But also to clarify this strategy you listed how would we know what subgroups to put in the model and when. What about when we want to do other one sample tests of SZC, BPD, SAD, Bio1-3, and other subgroups like NeverHallucinators. Some of these subgroups are unique amongst one another and some are overlapping.

Or is just having our GoodQA2 inclusion variable enough to cover the subject space and then we just add the subgroup for each within sample connectivity test?

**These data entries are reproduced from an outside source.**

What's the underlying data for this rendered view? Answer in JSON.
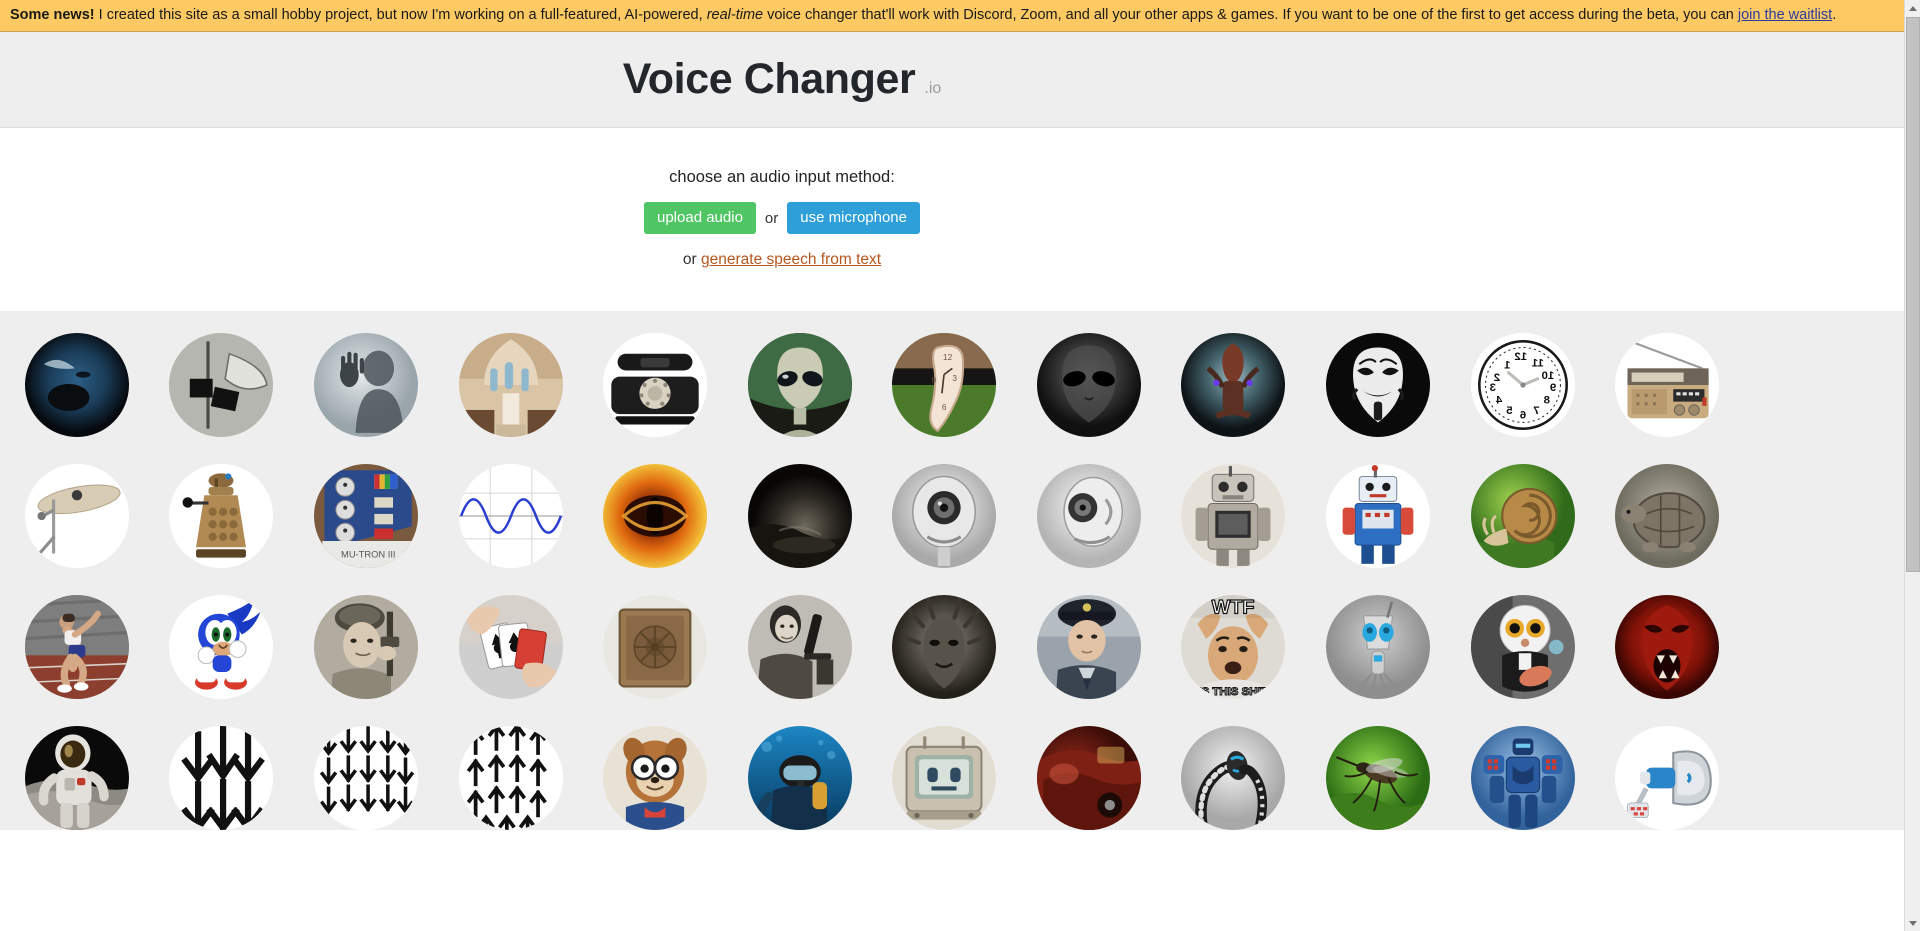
{
  "banner": {
    "lead": "Some news!",
    "text_1": " I created this site as a small hobby project, but now I'm working on a full-featured, AI-powered, ",
    "emphasis": "real-time",
    "text_2": " voice changer that'll work with Discord, Zoom, and all your other apps & games. If you want to be one of the first to get access during the beta, you can ",
    "link": "join the waitlist",
    "text_3": ".",
    "background_color": "#fcc963",
    "link_color": "#2b3ba0"
  },
  "header": {
    "title": "Voice Changer",
    "title_suffix": ".io",
    "background_color": "#eeeeee"
  },
  "chooser": {
    "prompt": "choose an audio input method:",
    "upload_label": "upload audio",
    "upload_color": "#4fc663",
    "or_label": "or",
    "microphone_label": "use microphone",
    "microphone_color": "#2e9fd8",
    "tts_prefix": "or ",
    "tts_link": "generate speech from text",
    "tts_link_color": "#b5581f"
  },
  "grid": {
    "columns": 12,
    "background_color": "#eeeeee",
    "avatars": [
      {
        "name": "screaming-monster-face",
        "icon": "monster-scream-icon"
      },
      {
        "name": "vintage-gramophone-horn",
        "icon": "gramophone-icon"
      },
      {
        "name": "shadow-figure-behind-glass",
        "icon": "ghost-silhouette-icon"
      },
      {
        "name": "cathedral-interior",
        "icon": "church-icon"
      },
      {
        "name": "rotary-telephone",
        "icon": "telephone-icon"
      },
      {
        "name": "grey-alien-face",
        "icon": "alien-icon"
      },
      {
        "name": "melting-clock",
        "icon": "melting-clock-icon"
      },
      {
        "name": "dark-alien-head",
        "icon": "dark-alien-icon"
      },
      {
        "name": "cyborg-insect-robot",
        "icon": "cyborg-icon"
      },
      {
        "name": "guy-fawkes-mask",
        "icon": "anonymous-mask-icon"
      },
      {
        "name": "reversed-wall-clock",
        "icon": "backwards-clock-icon"
      },
      {
        "name": "vintage-portable-radio",
        "icon": "radio-icon"
      },
      {
        "name": "drum-cymbal",
        "icon": "cymbal-icon"
      },
      {
        "name": "dalek-robot",
        "icon": "dalek-icon"
      },
      {
        "name": "mutron-effects-pedal",
        "icon": "effects-pedal-icon"
      },
      {
        "name": "sine-wave-graph",
        "icon": "sine-wave-icon"
      },
      {
        "name": "eye-of-sauron-fire",
        "icon": "fire-eye-icon"
      },
      {
        "name": "dark-cave-tunnel",
        "icon": "cave-icon"
      },
      {
        "name": "white-robot-head-front",
        "icon": "robot-head-icon"
      },
      {
        "name": "white-robot-head-side",
        "icon": "robot-head-side-icon"
      },
      {
        "name": "retro-tin-toy-robot",
        "icon": "toy-robot-icon"
      },
      {
        "name": "blue-tin-toy-robot",
        "icon": "blue-toy-robot-icon"
      },
      {
        "name": "garden-snail",
        "icon": "snail-icon"
      },
      {
        "name": "tortoise",
        "icon": "tortoise-icon"
      },
      {
        "name": "sprinting-athlete",
        "icon": "runner-icon"
      },
      {
        "name": "sonic-the-hedgehog",
        "icon": "sonic-icon"
      },
      {
        "name": "soldier-with-rifle",
        "icon": "soldier-icon"
      },
      {
        "name": "shuffling-playing-cards",
        "icon": "cards-icon"
      },
      {
        "name": "wooden-speaker-cabinet",
        "icon": "speaker-cabinet-icon"
      },
      {
        "name": "man-with-microscope",
        "icon": "microscope-icon"
      },
      {
        "name": "spiked-creature-portrait",
        "icon": "creature-icon"
      },
      {
        "name": "soviet-officer-portrait",
        "icon": "officer-icon"
      },
      {
        "name": "wtf-meme",
        "icon": "wtf-meme-icon"
      },
      {
        "name": "small-blue-eyed-robot",
        "icon": "cute-robot-icon"
      },
      {
        "name": "white-companion-robot",
        "icon": "companion-robot-icon"
      },
      {
        "name": "red-demon-face",
        "icon": "demon-icon"
      },
      {
        "name": "astronaut-on-moon",
        "icon": "astronaut-icon"
      },
      {
        "name": "large-down-arrows",
        "icon": "down-arrows-large-icon"
      },
      {
        "name": "small-down-arrows",
        "icon": "down-arrows-small-icon"
      },
      {
        "name": "up-arrows",
        "icon": "up-arrows-icon"
      },
      {
        "name": "chipmunk-character",
        "icon": "chipmunk-icon"
      },
      {
        "name": "scuba-diver-underwater",
        "icon": "scuba-diver-icon"
      },
      {
        "name": "retro-television-robot",
        "icon": "tv-robot-icon"
      },
      {
        "name": "vintage-car-interior",
        "icon": "vintage-car-icon"
      },
      {
        "name": "robotic-snake-arm",
        "icon": "robot-snake-icon"
      },
      {
        "name": "mosquito-on-leaf",
        "icon": "mosquito-icon"
      },
      {
        "name": "blue-mecha-robot",
        "icon": "mecha-icon"
      },
      {
        "name": "megaphone-bullhorn",
        "icon": "megaphone-icon"
      }
    ]
  },
  "scrollbar": {
    "up_arrow": "scroll-up",
    "down_arrow": "scroll-down"
  }
}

4. In regards to the use of Proband and OnlyProband, I am understanding the redundancy issue but the reason we've been using it has been due to the concern over subject number inflation. Which is related to above but I expand with our examples in the attached file (and with information cross-listed in the following post: https://www.nitrc.org/forum/forum.php?thread_id=12308&forum_id=1144). Quick gist, when removing the onlySZP covariate from contrast (keeping SZP), the warning goes away, but our subject n shoots up from ~204 to 769.

Thank you,
Mikey
Apr 9, 2021  10:04 PM | Alfonso Nieto-Castanon - Boston University
RE: WARNING: possibly incorrect model
Hi Mikey,
Some thoughts on your questions below
Best
Alfonso

1. We define 5 sites in our project, but only the 4 sites listed in the example contrasts are used for analysis to not have dummy coded redundancy. This 5th site would be the zero right - or are you referring to something else? It was my impression that centering covariates was optional. That is helps interpret the intercept...I'm not clear what that means for our project especially with all the site covariates. Does not centering effect the actual significant cluster which can appear for a test?

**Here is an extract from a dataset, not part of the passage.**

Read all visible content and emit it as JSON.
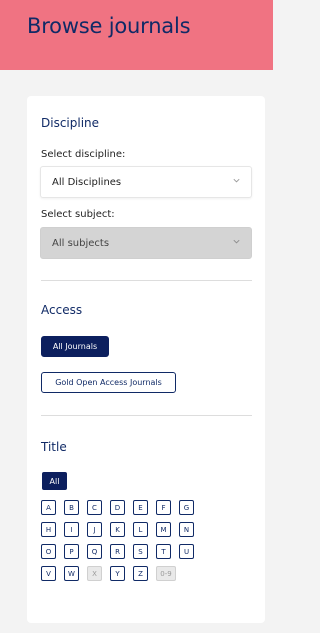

The questions we are most often interested in are how does connectivity change in relation to a pt's symptom covariate e.g.(hallucinations), interactions between pt subgroups for a symptom, and how does connectivity differ among pt subgroups and hc.

We were attempting to define the one sample subgroup analyses to have a better baseline understanding of connectivity in the ROIs to aid in interpretations.

Centering (or not) your control covariates affects the intercept terms in your model, so it will NOT affect the statistics of neither between-group differences (e.g. GroupA vs. GroupB connectivity differences, since both groups are affected by the centering equally) nor correlation analyses (e.g. associations with symptom covariate). What centering/notcentering changes, though, are your estimated "simple main effects" (the 'corrected' average connectivity within a group), since those 'corrected' values are estimated "at the zero-level" of your covariates. For example, if you have an ANCOVA like:

   Model: "GroupA", "GroupB", and "age"
   Contrast: [1 -1 0]

the results of that test will be exactly the same whether you center the "age" covariate or not. But, when you try to estimate the simple main effects of this same model (to help interpret the results), for example asking what is the 'corrected' average connectivity within each group, using a contrast like:

    Contrast: [1 0 0] (to look at GroupA)
                   [0 1 0] (to look at GroupB)

the results of these analyses will be totally different depending on whether you centered or not the age covariate, because the 'corrected' connectivity will be estimated for subjects that have age = 0. If you have entered in "age" raw values (e.g. age in years) then you are asking the question of what is the estimated connectivity of newborns, and if you have entered in "age" centered values (e.g. age in years minus average age in your sample) then you are asking the question of what is the estimated connectivity of a person with age = average-age-of-your-sample. 
2. Sorry, I'm unfamiliar of the danger of controlling variables "separately" within groups. Can you clarify or provide any references to this issue? So, for say for a single manuscript you're generally suggesting that all the subject groups referenced should be included in each analysis using models defined across all subjects?
Since our project sample is fairly large we've had concerns about including all the subjects (minus the BadQA subjects) in every analysis.

Sorry I was not too clear, there is no danger per-se on controlling separately within each group, it is only that the effect of the control covariates is totally different (e.g. it is different to remove any differences between scanner sites "across all subjects" in an analysis that compares patients to controls, to removing differences between scanner site "only in patients" in the same analyses, or removing differences between scanner site "separately in patients and controls", the two latter examples representing a group-by-site interaction instead of a main site effect as in the former example). 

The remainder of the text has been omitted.